The prose poem “Kill bugs dead” is a good example of Mullen’s allusively telegraphic and self-referential style—or of her “syntactical overkill.” Starting with the Raid bug spray slogan, the poem skitters around concepts and phrases associated with roaches and other pests. The roach motel in which bugs are caught morphs into the roach-infested hotels and apartments in which “they foul the food.” From there we’re transferred to the deck of a pirate ship suggested by the symbols on flags and bug killer: “Skull and crossbones, they crunch like candy.”

Mullen’s macabre leaps, and her surreal juxtapositions of clichéd balderdash (“the end of the tunnel of a nightmare night in a roach”) is a very individual rejiggering of O’Hara, Koch, and the gang. In addition to the skewed stew of linguistic levels, though, I think the New York school offered Mullen a way to approach identity as a surface rhetoric, or a rhetoric of surface, rather than as confession.

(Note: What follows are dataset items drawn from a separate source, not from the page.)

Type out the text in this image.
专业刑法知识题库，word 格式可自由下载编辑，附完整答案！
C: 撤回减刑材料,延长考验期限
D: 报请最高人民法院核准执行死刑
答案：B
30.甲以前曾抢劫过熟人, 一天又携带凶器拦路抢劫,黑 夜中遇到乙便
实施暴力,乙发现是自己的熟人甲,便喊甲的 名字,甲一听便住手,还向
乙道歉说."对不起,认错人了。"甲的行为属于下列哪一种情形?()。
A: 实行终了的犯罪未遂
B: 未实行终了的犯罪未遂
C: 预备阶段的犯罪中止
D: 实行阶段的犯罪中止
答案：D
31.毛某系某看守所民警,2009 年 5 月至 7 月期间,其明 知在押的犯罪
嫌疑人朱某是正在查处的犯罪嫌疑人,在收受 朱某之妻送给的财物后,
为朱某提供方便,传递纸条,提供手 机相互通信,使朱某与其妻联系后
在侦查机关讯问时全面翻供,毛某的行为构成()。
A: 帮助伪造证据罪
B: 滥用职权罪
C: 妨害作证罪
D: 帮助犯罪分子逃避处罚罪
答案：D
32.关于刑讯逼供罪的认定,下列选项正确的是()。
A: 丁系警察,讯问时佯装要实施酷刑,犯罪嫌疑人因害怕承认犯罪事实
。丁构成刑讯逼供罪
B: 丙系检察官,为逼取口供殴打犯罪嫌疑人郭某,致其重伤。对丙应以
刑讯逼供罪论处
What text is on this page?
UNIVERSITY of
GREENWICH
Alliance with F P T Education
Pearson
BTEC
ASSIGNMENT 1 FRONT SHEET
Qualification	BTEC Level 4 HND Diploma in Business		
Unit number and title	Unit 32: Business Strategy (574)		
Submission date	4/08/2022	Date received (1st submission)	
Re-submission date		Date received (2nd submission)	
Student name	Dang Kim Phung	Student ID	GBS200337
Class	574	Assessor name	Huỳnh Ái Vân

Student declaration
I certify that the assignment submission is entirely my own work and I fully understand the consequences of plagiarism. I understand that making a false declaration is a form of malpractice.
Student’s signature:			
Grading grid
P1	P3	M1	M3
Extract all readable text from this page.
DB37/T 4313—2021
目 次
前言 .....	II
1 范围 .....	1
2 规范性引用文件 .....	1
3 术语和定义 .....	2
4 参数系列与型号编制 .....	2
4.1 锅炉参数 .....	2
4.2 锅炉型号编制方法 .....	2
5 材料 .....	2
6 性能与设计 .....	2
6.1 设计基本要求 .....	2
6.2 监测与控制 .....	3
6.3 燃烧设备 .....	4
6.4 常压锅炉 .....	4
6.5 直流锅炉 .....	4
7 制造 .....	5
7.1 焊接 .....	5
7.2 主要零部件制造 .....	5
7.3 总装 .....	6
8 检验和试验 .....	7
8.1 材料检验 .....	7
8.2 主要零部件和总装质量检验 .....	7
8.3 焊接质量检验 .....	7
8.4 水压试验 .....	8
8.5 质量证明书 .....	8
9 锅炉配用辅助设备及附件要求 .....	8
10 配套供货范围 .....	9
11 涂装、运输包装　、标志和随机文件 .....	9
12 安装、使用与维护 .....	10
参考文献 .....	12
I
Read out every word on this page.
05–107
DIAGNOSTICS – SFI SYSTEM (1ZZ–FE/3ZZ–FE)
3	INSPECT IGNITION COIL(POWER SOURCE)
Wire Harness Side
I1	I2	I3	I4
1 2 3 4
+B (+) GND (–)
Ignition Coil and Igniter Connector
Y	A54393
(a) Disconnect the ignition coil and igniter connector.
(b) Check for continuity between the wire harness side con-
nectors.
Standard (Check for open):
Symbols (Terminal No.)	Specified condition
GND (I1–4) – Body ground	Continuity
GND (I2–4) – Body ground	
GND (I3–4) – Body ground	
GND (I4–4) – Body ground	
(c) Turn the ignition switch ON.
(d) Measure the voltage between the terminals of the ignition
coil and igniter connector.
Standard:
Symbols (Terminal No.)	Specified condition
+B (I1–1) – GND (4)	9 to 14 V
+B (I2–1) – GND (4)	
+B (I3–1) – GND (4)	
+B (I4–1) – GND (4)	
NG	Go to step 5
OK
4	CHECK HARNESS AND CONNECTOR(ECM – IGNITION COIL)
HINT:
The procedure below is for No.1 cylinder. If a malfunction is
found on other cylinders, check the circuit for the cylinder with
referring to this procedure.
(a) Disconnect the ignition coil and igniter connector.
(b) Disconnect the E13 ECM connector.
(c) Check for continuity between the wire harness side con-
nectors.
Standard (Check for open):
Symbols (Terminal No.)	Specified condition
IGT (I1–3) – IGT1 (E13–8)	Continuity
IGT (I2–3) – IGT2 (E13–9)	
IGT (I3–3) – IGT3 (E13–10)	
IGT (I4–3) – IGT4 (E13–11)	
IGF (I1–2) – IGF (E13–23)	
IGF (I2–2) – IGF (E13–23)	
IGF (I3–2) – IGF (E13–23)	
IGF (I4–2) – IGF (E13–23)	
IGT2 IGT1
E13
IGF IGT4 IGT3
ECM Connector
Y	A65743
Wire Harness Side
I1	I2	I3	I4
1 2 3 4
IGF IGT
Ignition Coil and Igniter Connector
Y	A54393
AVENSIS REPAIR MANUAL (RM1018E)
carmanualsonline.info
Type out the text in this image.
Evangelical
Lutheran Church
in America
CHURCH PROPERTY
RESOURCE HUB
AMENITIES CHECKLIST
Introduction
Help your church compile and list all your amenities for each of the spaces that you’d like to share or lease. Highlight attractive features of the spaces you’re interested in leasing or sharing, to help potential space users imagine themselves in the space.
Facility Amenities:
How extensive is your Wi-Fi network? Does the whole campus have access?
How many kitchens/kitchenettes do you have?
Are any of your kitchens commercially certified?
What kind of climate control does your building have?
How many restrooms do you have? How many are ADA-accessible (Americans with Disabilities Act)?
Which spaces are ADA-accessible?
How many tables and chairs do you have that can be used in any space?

Mullen doesn’t offer anecdotes about or biographical details of her experience as a Black woman in “Kills bugs dead” (or in her work in general). But the poem is nonetheless a squirming, uncomfortable meditation on race and racism. We find the roaches “In black kitchens”—which refers to darkened spaces at night, but which also means kitchens in the homes of Black people, who via segregation, job discrimination, and racism are often relegated to substandard housing.

The roaches that “walk on our bodies as we sleep over oceans of pirate flags” are walking in particular on Black people’s bodies. But in this context, oceans and piracy recall the Middle Passage, and the slave trade in which white people stole Black people’s most precious property: their own body, labor, and lives.

The roaches are suddenly crawling around a slaver’s hold, at which point (like a reverse Gregor Samsa) they may not exactly be roaches, but a metaphor for white people’s battening on the people they enslaved. “When we die they will eat us, unless we kill them first” is about insects. But it’s also potentially about the exploiters, who crunch up souls like candy, and continue to eat through children and children’s children—“to violate our beds with pestilence.”

White people are roaches for a line or two. But then Mullen shuffles terms again; vermin and the vermin-consumed, are, in a mirror of fascist logic, reversed, and the poem shifts to the language of genocidal violence. “Wipe out a species, with God at our side… Sterilize the filthy vermin.” The advertising jargon of pest control is also the jargon of mass murder, because marginalized people are linguistically pinned to the parasites who victimize them.

New York School poetry is rarely so politically pointed. But there’s a parallel in Mullen to James Schuyler’s assurance that “Words' meanings count, aside from what they weigh.” Words and language aren’t just important for their depths, but for their surfaces—identity isn’t just the intense inner experience of self, but also the labels through which people are casually, and even callously, placed on this grocery shelf rather than that one.

For Schuyler (and many of the New York School) the labels in the poem are a mercurial queer identity which slyly acknowledges a self by demurely not acknowledging the self. (“What is, is by its nature, on display” as Schuyler says.)

In contrast, Mullens isn’t playing with the open secrets of the closet. Instead, her poem is about the playful and innocuous language of marketing molts and shudders and gives birth out of multiple eggs to the language of hate and extermination. As critic David Caplan says of a different Mullen poem, her work is “teasing and unnerving”—and I think unnerving in part because it’s teasing. “Kill bugs dead” is fun… and then it’s not so fun after all. Identity is built out of jokes, history, a rhetoric of metaphor, disgust, and panic. Mullen constructs the puzzle box maze of the poem, but those words also snap shut on her and hold her. (“Invest in better mousetraps.”) We are the words that say what we are (“The noise affects the dream”). That can be freeing as a poet, since poets write words, not the other way around. Unless, Mullen suggests, they don’t.

This isn’t to say that Mullen is a New York School poet solely, or even primarily. She reads widely and has myriad influences—the Language school, Black arts, surrealism. The fact that the New York School is among those is in part a sign of its ubiquity; much of the best contemporary poetry today takes for granted the New York School’s scrambling of sources, fondness of collage, embrace of silliness, and sideways approach to self. The New York School is gone, but its many children and their many limbs continue to crawl across the page.